After her marriage, Meghan reportedly refused an offer from Queen Elizabeth II and the then-Prince Charles to fly to the US to reconcile with her father Thomas Markle. Bower wrote "Meghan's excuses irritated Charles and perhaps also the Queen." Bower also discussed Prince Harry's attempts at drawing parallels between his wife and his mother, Diana, Princess of Wales, adding that Meghan "could not understand that Diana had won the public's affection after years of work". The couple's 2018 tour of Australia was described as a pivotal moment for them to step out of Prince William and his wife Catherine, Duchess of Cambridge's shadows with Meghan believing "she could provide the leadership the monarchy required" while earning "millions from her activism". Bower mentions that the couple struggled with the fact that they ranked below William and Catherine in the hierarchy and Meghan "hated the comparisons with uncomplaining Kate. In turn, the future queen regarded her neighbour as dismissive."

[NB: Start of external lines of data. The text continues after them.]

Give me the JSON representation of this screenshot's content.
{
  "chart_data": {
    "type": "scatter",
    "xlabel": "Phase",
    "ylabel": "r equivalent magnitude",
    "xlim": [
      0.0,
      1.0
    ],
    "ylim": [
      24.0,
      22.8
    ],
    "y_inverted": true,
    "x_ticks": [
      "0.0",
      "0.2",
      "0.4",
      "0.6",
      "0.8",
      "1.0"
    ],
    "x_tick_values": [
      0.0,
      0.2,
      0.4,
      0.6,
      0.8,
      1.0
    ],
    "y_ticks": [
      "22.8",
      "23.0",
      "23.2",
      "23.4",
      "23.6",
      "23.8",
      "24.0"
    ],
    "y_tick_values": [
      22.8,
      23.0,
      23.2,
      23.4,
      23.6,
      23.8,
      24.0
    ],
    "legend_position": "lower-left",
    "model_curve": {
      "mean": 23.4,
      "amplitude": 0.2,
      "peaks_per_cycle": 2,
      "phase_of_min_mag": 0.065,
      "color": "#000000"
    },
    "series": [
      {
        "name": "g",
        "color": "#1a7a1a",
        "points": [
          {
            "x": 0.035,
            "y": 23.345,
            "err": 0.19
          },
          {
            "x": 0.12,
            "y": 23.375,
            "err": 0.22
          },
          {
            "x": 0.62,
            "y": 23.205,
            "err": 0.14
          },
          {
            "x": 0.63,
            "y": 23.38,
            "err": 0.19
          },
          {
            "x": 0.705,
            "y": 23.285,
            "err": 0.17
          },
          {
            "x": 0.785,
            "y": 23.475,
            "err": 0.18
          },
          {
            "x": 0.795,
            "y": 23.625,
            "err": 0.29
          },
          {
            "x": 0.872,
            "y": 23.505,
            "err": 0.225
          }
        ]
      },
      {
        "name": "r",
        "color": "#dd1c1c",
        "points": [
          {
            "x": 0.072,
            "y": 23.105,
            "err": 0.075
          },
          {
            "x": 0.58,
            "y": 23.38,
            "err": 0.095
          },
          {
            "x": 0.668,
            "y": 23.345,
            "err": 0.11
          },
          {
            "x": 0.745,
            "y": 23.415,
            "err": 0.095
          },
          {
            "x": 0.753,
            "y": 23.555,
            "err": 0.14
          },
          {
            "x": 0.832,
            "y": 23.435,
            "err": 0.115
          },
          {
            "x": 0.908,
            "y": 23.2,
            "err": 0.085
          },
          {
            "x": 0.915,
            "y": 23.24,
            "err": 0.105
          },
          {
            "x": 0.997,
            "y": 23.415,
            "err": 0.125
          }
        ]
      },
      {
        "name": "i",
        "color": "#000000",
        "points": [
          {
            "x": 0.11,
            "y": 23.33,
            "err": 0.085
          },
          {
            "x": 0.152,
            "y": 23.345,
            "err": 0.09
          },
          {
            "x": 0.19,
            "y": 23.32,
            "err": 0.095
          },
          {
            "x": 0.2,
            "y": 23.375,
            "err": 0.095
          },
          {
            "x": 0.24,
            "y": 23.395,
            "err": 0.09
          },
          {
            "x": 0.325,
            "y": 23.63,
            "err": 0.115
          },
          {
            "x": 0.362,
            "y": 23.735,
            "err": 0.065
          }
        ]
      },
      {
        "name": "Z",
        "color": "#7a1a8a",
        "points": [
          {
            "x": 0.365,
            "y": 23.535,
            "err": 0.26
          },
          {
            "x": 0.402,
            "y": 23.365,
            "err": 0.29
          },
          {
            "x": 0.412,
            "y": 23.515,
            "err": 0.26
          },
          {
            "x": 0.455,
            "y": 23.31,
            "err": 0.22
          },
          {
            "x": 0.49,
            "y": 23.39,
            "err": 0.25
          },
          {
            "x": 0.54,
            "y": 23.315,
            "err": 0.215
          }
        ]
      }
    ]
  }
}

Bower adds that over Christmas 2019 Meghan was in communication with her US team to break away from the royal family and Harry would soon support the idea after seeing the Queen's Christmas broadcast which only featured photos of her father George VI, husband Prince Philip, eldest son and heir Charles and his wife Camilla, and grandson and second-in-line to the throne William and his family. He also claimed that the Queen was relieved when she realised Meghan, who was seven months pregnant with her second child, would not be attending Prince Philip's funeral, saying to one of her aides "Thank goodness Meghan is not coming". Bower adds that during the Queen's Platinum Jubilee, Charles ensured that Harry and Meghan as private citizens would not be invited to the Buckingham Palace balcony or ride in a royal carriage, which disappointed Meghan as in her view it damaged her value in the eyes of Netflix bosses.

==Feedback and reception==
A source close to the Queen spoke to the media, stating that they believed it was highly unlikely that she would comment on Meghan's absence at her husband's funeral in a public way. Sam Kashner, the contributing editor for Meghan's 2017 Vanity Fair piece, was quoted in the book saying "[Meghan] complained because she wasn't presented in the way she wanted. She demanded that the media do what she expects. I felt manipulated." He later spoke to The Times, saying "I'm afraid Tom Bower didn't convey my admiration and respect for Meghan Markle ... I found Ms. Markle to be exceptionally warm and gracious and admired her intelligence and her remarkable courage, as I still do." Bower responded by stating that Kashner had been briefed in May ahead of the book's publication and at the time had not objected to any of the information presented in the book.

Writing for The Times, Melanie Reid argued that in Revenge Meghan is portrayed as a relentlessly ambitious, image-managing opportunist who allegedly reshaped her personal narrative, cultivated strategic relationships, and used her marriage to Prince Harry to pursue fame and influence—an account the reviewer found gripping but harsh, controversial, and ultimately somewhat pitiable. Anita Singh of The Telegraph gave the book 2 out of 5 stars and argued that Revenge portrayed Meghan as manipulative, but she ultimately criticised the book itself as overly biased, reliant on previously reported stories and hostile sources, and so relentlessly negative that it becomes tedious rather than convincing. Writing for The Guardian, Catherine Bennett similarly argued that Revenge depicted Meghan and Prince Harry as dangerous, scheming threats to the monarchy, but its poorly balanced attacks with exaggerated bias undermined its credibility.